Sustainability is a whole other subjectFor me real if you want to grow real sustainable with organics and "no till" you have to make use of local materials. If you still use industrially processed and shipped materials your still just touching the surface.
I don't think it's possible to grow real sustainable organic without a big outdoor garden and a lot of fermenting wessels.

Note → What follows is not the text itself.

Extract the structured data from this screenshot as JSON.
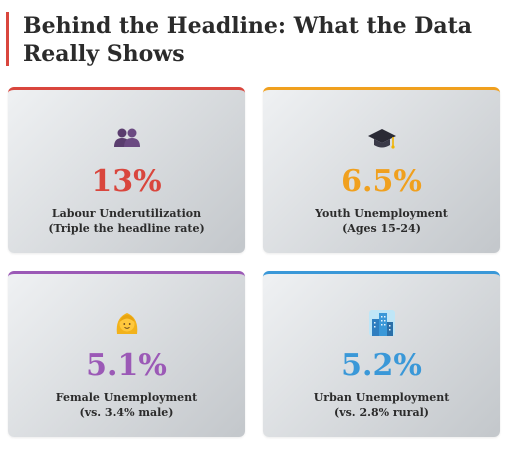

That's my two cents. I've done the bottled organic stuff but I'm not calling that real organic growing, even though it's classified as such. Cheers!
There is no goal or measure of sustainability applied as a requirement for organic certification here in Canada at least. Most organic growers rely on some sort of off-farm inputs, and even if those inputs are all on-farm sourced, there is nothing sustainable about depleting resources on one part of your land to benefit another part of your land. There is also nothing sustainable about using farm diesel to run your equipment, or the mining and energy used to create that same equipment. The only 100% sustainable agriculture I've witnessed in real life was the Ifugao tribe in the Northern Philippines mountains who have been growing on the same rice terraces for literally 1000's of years without any external inputs whatsoever. There they rotate terraces between growing fish and rice, and that apart from the native food plants they grow along the terrace edges comprises the majority of their diet.
Organic methods can result in better or worse sustainability than growing conventionally with chemicals. I would say though that striving to lower environmental impact and reintroduce carbon back into our soils is definitely encouraged among the organic farming community around here, and organic methods are seen as one route to achieving that.